The multimillion-dollar campaign will include TV spots featuring Spears, Nelly, Missy Elliott and others speaking out against illicit file-swapping. The campaign also includes print ads headlined, ”Who Really Cares About Illegal Downloading?” Answer: a list of 89 artists, including Spears, Madonna, P. Diddy, Eminem, the Dixie Chicks, Shakira, Nelly, Elliott, Stevie Wonder, Elton John, Sting, Nas, Luciano Pavarotti, Diana Krall, and Sheryl Crow.
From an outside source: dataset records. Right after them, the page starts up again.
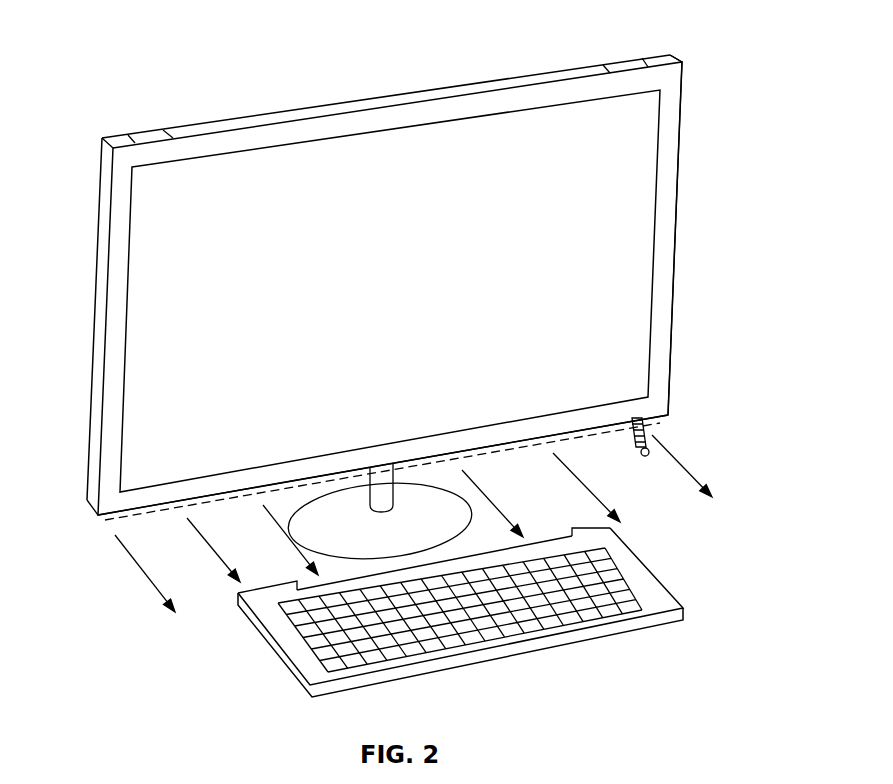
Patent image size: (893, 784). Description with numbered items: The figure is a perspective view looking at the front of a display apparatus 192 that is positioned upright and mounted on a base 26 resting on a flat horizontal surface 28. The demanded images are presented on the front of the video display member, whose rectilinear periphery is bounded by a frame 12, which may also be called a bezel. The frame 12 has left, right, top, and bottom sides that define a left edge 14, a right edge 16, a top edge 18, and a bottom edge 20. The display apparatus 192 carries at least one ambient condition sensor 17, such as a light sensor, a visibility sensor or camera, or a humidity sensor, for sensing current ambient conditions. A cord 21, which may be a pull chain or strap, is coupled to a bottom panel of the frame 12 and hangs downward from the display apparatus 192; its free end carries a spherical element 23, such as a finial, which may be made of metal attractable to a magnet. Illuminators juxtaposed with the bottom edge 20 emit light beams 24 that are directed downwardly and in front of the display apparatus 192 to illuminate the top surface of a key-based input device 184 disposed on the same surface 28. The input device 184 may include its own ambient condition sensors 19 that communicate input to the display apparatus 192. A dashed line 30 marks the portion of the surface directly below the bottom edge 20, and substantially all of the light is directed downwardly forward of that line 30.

The frame 12 is at (668, 243).
The left edge 14 is at (92, 393).
The right edge 16 is at (673, 270).
The ambient condition sensor 17 is at (150, 133).
The top edge 18 is at (253, 117).
The ambient condition sensor 19 is at (260, 588).
The bottom edge 20 is at (117, 516).
The cord 21 is at (633, 440).
The spherical element 23 is at (645, 457).
The light beams 24 is at (160, 593).
The base 26 is at (420, 486).
The flat horizontal surface 28 is at (682, 447).
The dashed line 30 is at (100, 523).
The key-based input device 184 is at (648, 575).
The display apparatus 192 is at (690, 59).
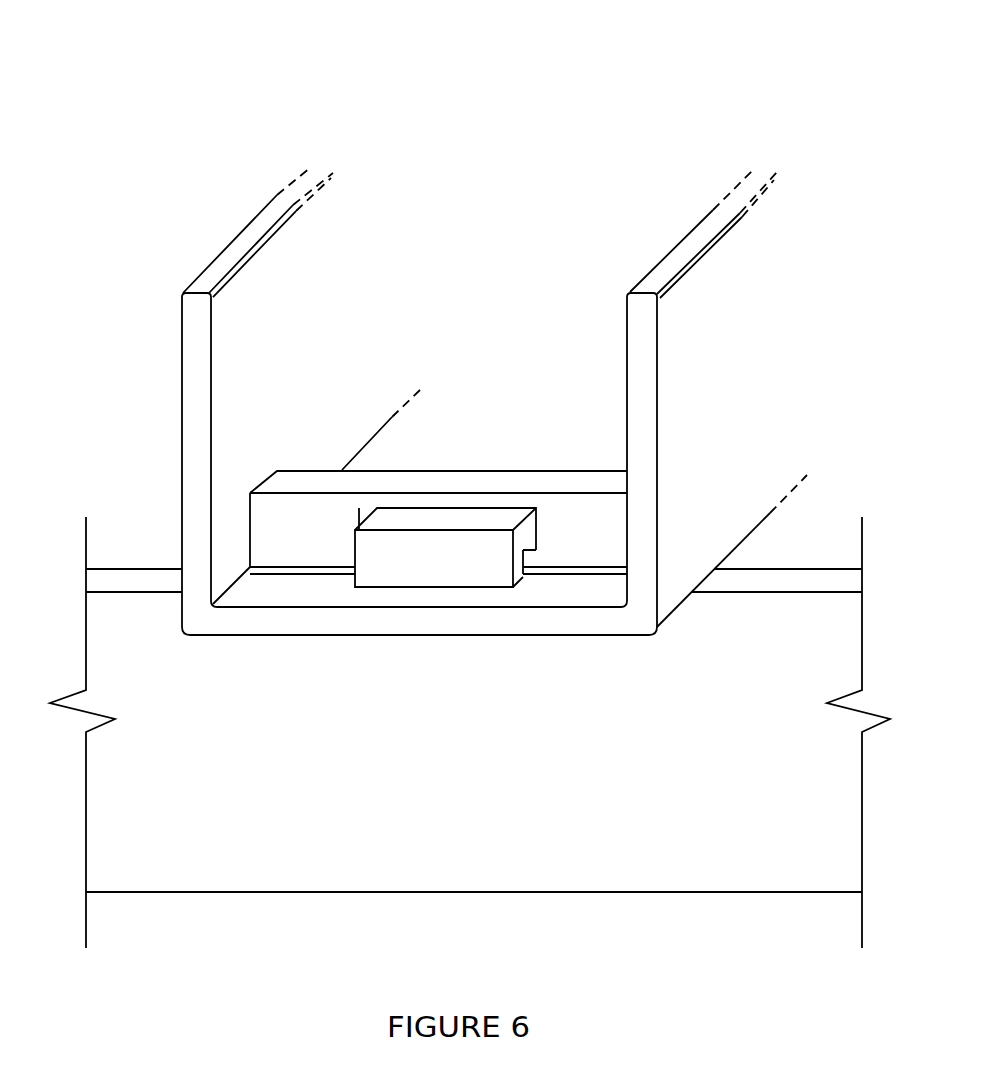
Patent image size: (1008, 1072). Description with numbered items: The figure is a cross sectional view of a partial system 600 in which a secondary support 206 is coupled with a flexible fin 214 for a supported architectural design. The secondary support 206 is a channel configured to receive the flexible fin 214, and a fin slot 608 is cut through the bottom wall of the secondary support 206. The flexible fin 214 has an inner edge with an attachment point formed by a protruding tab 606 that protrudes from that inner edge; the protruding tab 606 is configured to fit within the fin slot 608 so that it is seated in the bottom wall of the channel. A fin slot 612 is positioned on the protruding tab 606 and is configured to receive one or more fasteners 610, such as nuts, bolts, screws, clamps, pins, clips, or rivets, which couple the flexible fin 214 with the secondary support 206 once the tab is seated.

The partial system 600 is at (676, 60).
The secondary support 206 is at (182, 462).
The flexible fin 214 is at (167, 870).
The protruding tab 606 is at (490, 483).
The fin slot 608 is at (634, 566).
The fastener 610 is at (397, 547).
The fin slot 612 is at (536, 544).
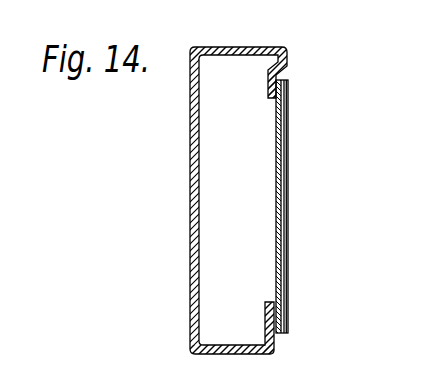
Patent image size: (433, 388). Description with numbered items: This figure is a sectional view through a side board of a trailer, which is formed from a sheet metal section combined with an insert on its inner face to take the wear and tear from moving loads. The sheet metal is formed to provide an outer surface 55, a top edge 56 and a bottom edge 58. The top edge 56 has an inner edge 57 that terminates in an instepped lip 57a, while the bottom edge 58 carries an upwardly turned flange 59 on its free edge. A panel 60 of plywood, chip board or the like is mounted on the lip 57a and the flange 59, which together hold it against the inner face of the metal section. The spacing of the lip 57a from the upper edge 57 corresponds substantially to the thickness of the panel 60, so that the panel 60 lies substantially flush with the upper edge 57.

The outer surface 55 is at (183, 181).
The top edge 56 is at (248, 47).
The inner edge 57 is at (288, 68).
The instepped lip 57a is at (277, 98).
The bottom edge 58 is at (223, 353).
The upwardly turned flange 59 is at (276, 333).
The panel 60 is at (280, 224).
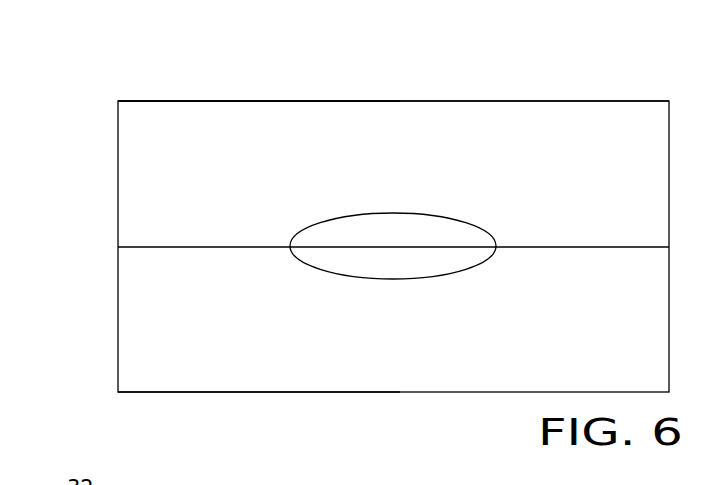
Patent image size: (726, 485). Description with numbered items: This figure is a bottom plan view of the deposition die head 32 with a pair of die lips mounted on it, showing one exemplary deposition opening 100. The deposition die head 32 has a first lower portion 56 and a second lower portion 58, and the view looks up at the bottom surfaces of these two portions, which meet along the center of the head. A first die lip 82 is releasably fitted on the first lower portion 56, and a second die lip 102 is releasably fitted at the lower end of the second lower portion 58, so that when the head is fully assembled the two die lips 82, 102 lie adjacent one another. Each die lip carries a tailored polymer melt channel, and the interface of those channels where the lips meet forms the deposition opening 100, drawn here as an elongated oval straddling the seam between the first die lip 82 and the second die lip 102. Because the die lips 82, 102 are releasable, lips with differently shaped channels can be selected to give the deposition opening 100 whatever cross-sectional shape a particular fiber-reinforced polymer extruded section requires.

The deposition die head 32 is at (160, 70).
The first lower portion 56 is at (116, 196).
The second lower portion 58 is at (116, 342).
The first die lip 82 is at (327, 108).
The deposition opening 100 is at (444, 218).
The second die lip 102 is at (248, 376).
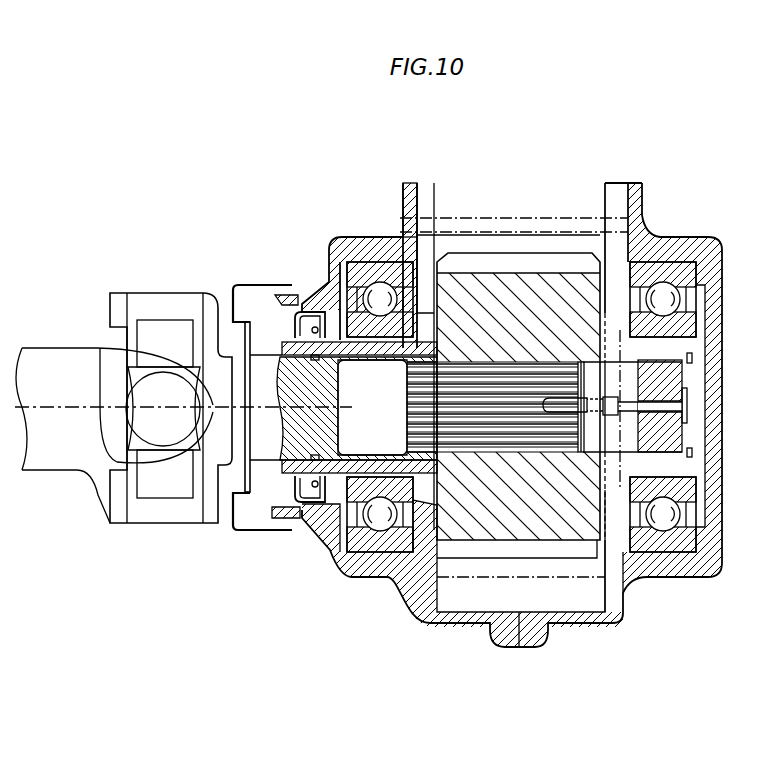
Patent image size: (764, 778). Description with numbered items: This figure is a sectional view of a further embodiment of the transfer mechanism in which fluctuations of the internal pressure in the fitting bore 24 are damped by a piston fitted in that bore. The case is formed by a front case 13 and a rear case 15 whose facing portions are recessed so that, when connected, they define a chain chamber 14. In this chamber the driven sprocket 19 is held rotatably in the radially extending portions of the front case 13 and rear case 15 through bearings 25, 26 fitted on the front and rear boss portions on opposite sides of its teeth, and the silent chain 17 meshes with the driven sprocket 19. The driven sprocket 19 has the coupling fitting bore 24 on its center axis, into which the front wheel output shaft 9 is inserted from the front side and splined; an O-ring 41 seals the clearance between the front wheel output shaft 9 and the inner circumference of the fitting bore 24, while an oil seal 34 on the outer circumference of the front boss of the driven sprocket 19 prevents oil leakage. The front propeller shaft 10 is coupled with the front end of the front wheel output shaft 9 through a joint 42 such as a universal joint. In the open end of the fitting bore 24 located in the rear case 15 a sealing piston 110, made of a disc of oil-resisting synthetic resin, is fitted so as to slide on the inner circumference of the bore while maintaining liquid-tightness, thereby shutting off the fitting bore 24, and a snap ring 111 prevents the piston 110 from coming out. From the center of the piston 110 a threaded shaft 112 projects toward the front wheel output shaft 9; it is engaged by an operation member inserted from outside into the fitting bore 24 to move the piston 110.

The front wheel output shaft 9 is at (512, 375).
The front propeller shaft 10 is at (53, 357).
The front case 13 is at (335, 242).
The chain chamber 14 is at (613, 193).
The rear case 15 is at (643, 230).
The silent chain 17 is at (437, 205).
The driven sprocket 19 is at (560, 280).
The fitting bore 24 is at (466, 366).
The bearing 25 is at (363, 262).
The bearing 26 is at (680, 270).
The oil seal 34 is at (290, 323).
The O-ring 41 is at (323, 497).
The joint 42 is at (158, 525).
The sealing piston 110 is at (678, 434).
The snap ring 111 is at (692, 360).
The threaded shaft 112 is at (617, 414).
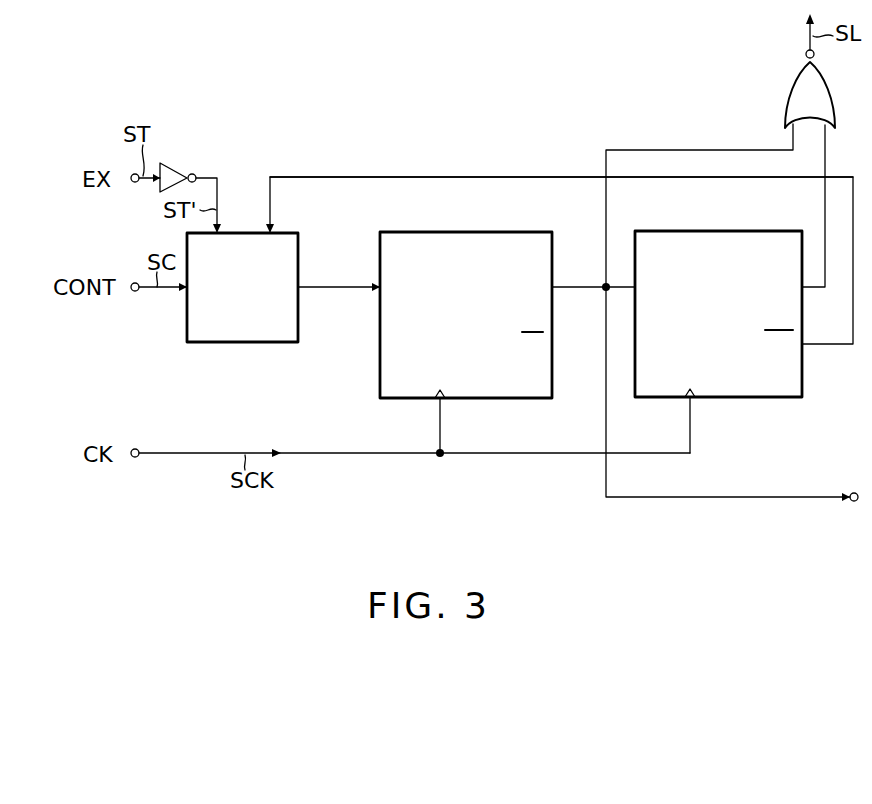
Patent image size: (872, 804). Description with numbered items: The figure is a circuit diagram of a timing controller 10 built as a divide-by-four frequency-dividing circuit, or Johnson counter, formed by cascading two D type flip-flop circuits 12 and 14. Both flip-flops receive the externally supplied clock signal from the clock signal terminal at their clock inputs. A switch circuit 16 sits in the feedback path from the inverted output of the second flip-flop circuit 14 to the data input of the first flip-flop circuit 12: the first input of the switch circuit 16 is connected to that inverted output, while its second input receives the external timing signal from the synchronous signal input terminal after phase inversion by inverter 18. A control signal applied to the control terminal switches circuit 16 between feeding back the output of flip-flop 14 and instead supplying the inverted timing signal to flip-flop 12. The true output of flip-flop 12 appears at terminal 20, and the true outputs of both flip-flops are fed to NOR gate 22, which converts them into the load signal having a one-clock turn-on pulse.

The timing controller 10 is at (358, 158).
The first D type flip-flop circuit 12 is at (466, 232).
The second D type flip-flop circuit 14 is at (715, 231).
The switch circuit 16 is at (233, 342).
The inverter 18 is at (172, 162).
The terminal 20 is at (854, 493).
The NOR gate 22 is at (783, 103).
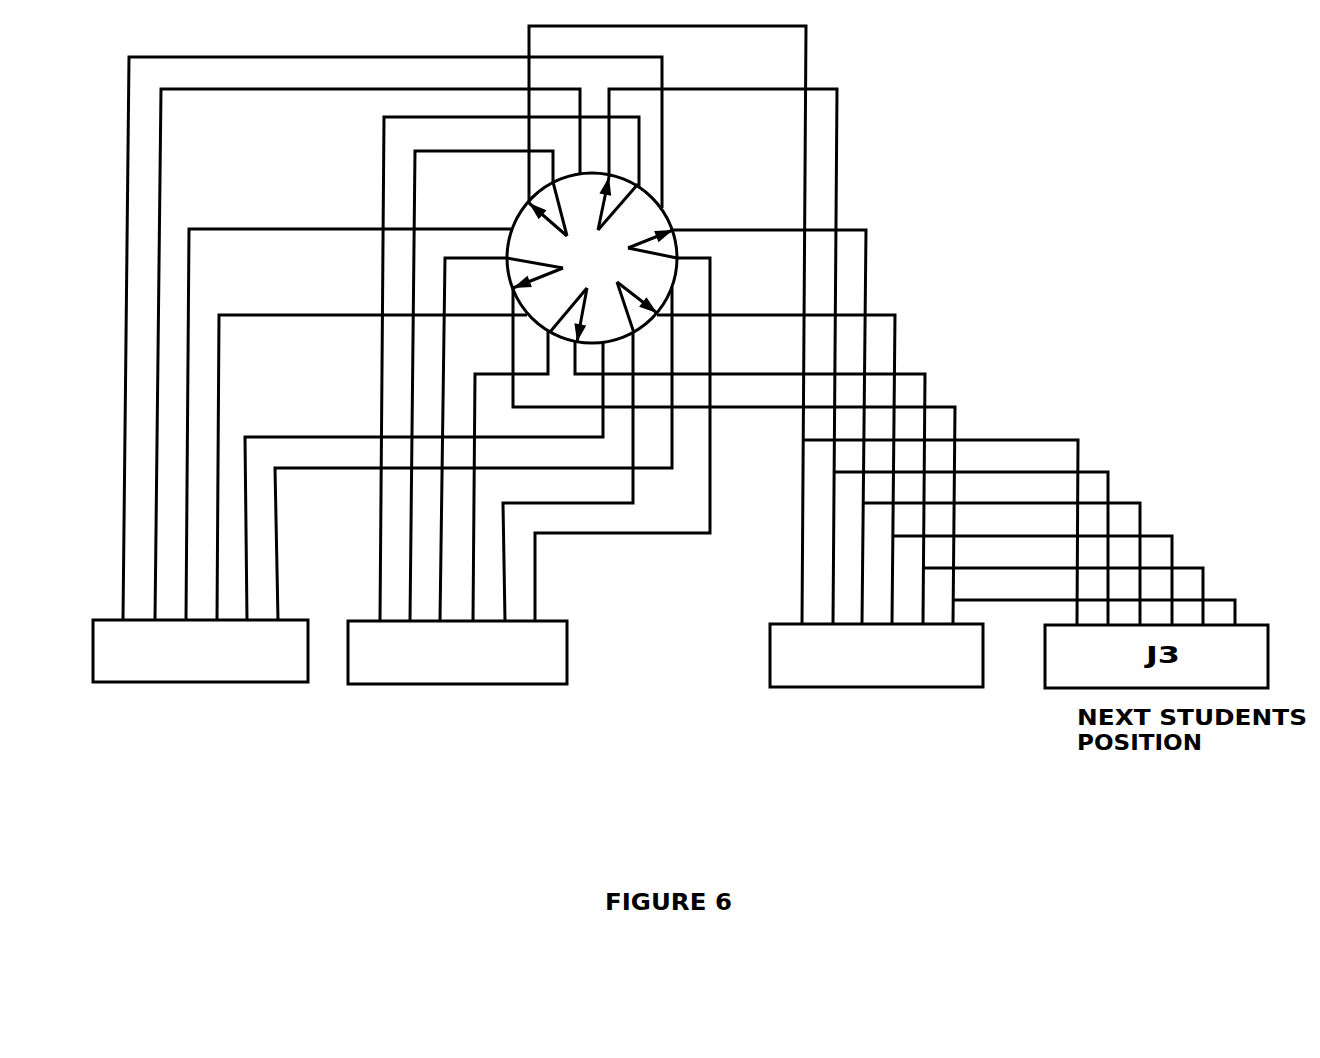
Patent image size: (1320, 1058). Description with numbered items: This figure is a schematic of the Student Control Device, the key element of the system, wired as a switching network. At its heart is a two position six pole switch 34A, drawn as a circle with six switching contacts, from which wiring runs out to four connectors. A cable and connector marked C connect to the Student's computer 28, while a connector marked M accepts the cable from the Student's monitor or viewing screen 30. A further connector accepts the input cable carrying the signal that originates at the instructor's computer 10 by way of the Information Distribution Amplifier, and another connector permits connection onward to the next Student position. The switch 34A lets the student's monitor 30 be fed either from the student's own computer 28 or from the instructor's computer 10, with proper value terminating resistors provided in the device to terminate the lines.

The two position six pole switch 34A is at (668, 220).
The student's computer 28 is at (206, 685).
The student's monitor or viewing screen 30 is at (474, 686).
The instructor's computer 10 is at (877, 701).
The full-page ads began appearing Thursday in the New York Times, the Los Angeles Times, the Congressional newspaper Roll Call, and other papers.
It’s not clear how effective a campaign will be that advertises in papers not known for their readership among young music listeners, or that includes statement by millionaires like Sean ”P. Diddy” Combs, saying ”Put yourself in our shoes!” Nonetheless, the industry considers piracy a serious threat, blaming it for the 5 percent drop in CD sales in 2001 and the 7 percent drop in the first half of 2002.
Thursday also marks the start of Congressional hearings on Internet piracy. The House is expected to explore efforts by the major labels to provide legal, paid downloads, efforts which have been criticized not only for failing to provide a cheap and easy-to-use alternative to piracy, but also for possible antitrust violations that make it difficult for independent labels to compete online.